At your first prenatal visit, your doctor will likely give you armfuls of brochures that cover every test and trimester. Many books and websites are also devoted to what to expect during your pregnancy.
But despite all this information, pregnancy can take any soon-to-be mom by surprise.
“If your doctor hasn’t mentioned any of these topics during your visits, it’s probably because pregnancy affects each woman in different ways,” said Dana Nelson, CNS, administrative director in Akron Children’s maternal fetal medicine center. “For example, some pregnant women experience morning sickness in the morning, some feel it all day and some never have it.”
At any point during your pregnancy that you have questions or concerns, don’t hesitate to ask your doctor, regardless of how unrelated or trivial they may seem. Pregnancy doesn’t just change your body – it affects the rest of you, too.
Here are 10 physical and emotional changes that might surprise you:
- The nesting instinct. Many pregnant women experience the nesting instinct, a powerful urge to prepare their home for the baby by cleaning and decorating. Or perhaps you’ll want to tackle long overdue projects, such as organizing the garage or closets. This desire to prepare your home can be useful because it will give you more time to recover and nurture your baby after the birth. But be careful not to overdo it.
- Inability to concentrate. In the first trimester, fatigue and morning sickness can make you feel worn out and mentally fuzzy. But even well-rested pregnant women may be forgetful or have trouble concentrating. A preoccupation with the baby is partially the cause, as are hormonal changes.
- Mood swings. Premenstrual syndrome and pregnancy are alike in many ways. Your breasts swell and become tender, your hormones fluctuate and you may feel moody. If you suffer from premenstrual syndrome, you’re likely to have more severe mood swings during pregnancy. Talk to your doctor if you also have sleep disturbances, changes in eating habits and intense mood swings lasting longer than 2 weeks.
- Changes in bra size. Along with an increase in breast size due to increased levels of estrogen and progesterone, your bra size may be affected by your ribcage. When you’re pregnant, your lung capacity increases so you can take in extra oxygen for yourself and the baby, which may result in a bigger chest size. You may need to replace your bras several times over the course of your pregnancy.
- Skin changes. The pregnancy glow is one of many skin changes you may experience. Acne is common because the skin’s sebaceous glands increase oil production. Some women develop brownish or yellowish patches on their faces, called chloasma or the “mask of pregnancy.” And some will notice a dark line on the lower abdomen, known as the linea nigra (or linea negra). Existing moles or freckles may become bigger or darker. The areola, nipples, genitalia and anal area may also darken. Except for the darkening of the areola, which is usually permanent, these skin changes will likely disappear after you give birth.

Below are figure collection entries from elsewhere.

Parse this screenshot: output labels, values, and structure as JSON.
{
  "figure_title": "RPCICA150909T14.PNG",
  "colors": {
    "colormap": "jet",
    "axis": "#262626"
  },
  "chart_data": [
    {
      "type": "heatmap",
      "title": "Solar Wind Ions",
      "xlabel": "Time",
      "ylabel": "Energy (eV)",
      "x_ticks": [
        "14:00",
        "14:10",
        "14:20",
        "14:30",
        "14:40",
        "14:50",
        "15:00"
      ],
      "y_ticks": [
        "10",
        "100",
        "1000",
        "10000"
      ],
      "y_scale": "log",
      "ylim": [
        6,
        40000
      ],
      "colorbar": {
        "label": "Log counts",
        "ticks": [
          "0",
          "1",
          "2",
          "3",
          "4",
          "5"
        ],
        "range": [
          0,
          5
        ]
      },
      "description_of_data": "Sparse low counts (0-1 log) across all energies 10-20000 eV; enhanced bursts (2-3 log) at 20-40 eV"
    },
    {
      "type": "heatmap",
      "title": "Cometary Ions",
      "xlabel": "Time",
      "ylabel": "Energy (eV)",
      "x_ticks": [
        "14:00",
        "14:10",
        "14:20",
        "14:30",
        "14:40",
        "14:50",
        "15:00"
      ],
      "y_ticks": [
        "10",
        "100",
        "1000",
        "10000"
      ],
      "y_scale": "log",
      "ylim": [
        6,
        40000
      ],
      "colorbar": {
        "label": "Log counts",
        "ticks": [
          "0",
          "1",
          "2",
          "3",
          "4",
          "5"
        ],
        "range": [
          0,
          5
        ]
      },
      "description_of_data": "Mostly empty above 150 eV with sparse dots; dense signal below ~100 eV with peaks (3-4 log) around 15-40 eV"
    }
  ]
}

- Changes in hair and nails. During pregnancy, your hair may become drier or oilier, change color, grow faster and fall out less. However, most women lose a lot hair in the postpartum period or after they stop breastfeeding. You may also find hair in unwanted places, such as the face, belly or around the nipples. Extra hormones can make your nails grow faster and become stronger. Or you might find your nails split and break more easily. Neither hair nor nail changes are permanent.
- Shoe size. Because of extra fluid, many pregnant women experience swelling in their feet and may have to wear a larger shoe size. Slip-on shoes in a larger size may be more comfortable, especially in the summer months.
- Joint mobility. During pregnancy, your body produces a hormone known as relaxin, which is believed to help prepare the body for childbirth. The relaxin loosens the ligaments in your body, making you less stable and more prone to injury. It’s easy to overstretch or strain yourself, especially the joints in your pelvis, lower back and knees. When exercising or lifting objects, go slowly and avoid sudden, jerky movements.
- Varicose veins, hemorrhoids and constipation. Varicose veins, which are usually found in the legs and genital area, occur when blood pools in veins enlarged by pregnancy hormones. They often disappear after childbirth. Hemorrhoids, which are varicose veins in the rectum, are also common. Hemorrhoids can be extremely painful, and may bleed, itch or sting, especially during or after a bowel movement. Coupled with constipation, another common pregnancy woe, hemorrhoids can make going to the bathroom very uncomfortable.
- Leaks, gas and more. Some women never experience their water breaking before labor begins – a doctor may need to rupture the amniotic sac when they arrive at the hospital. Others may feel an intense urge to urinate that leads to a gush of fluid. In other cases, there’s just a trickling sensation down the leg because the baby’s head prevents most of the fluid from leaking out. Since amniotic fluid is replaced every 3 hours, you may continue to leak fluid until delivery. During labor, you may vomit or feel nauseous. Diarrhea and gas can also occur. While you’re pushing, it’s not uncommon to lose control of the bladder or bowels.
“As unpleasant or embarrassing as some of these pregnancy surprises may be, they’ll be worth it in the long run when you meet the best surprise of all – your new baby,” said Nelson.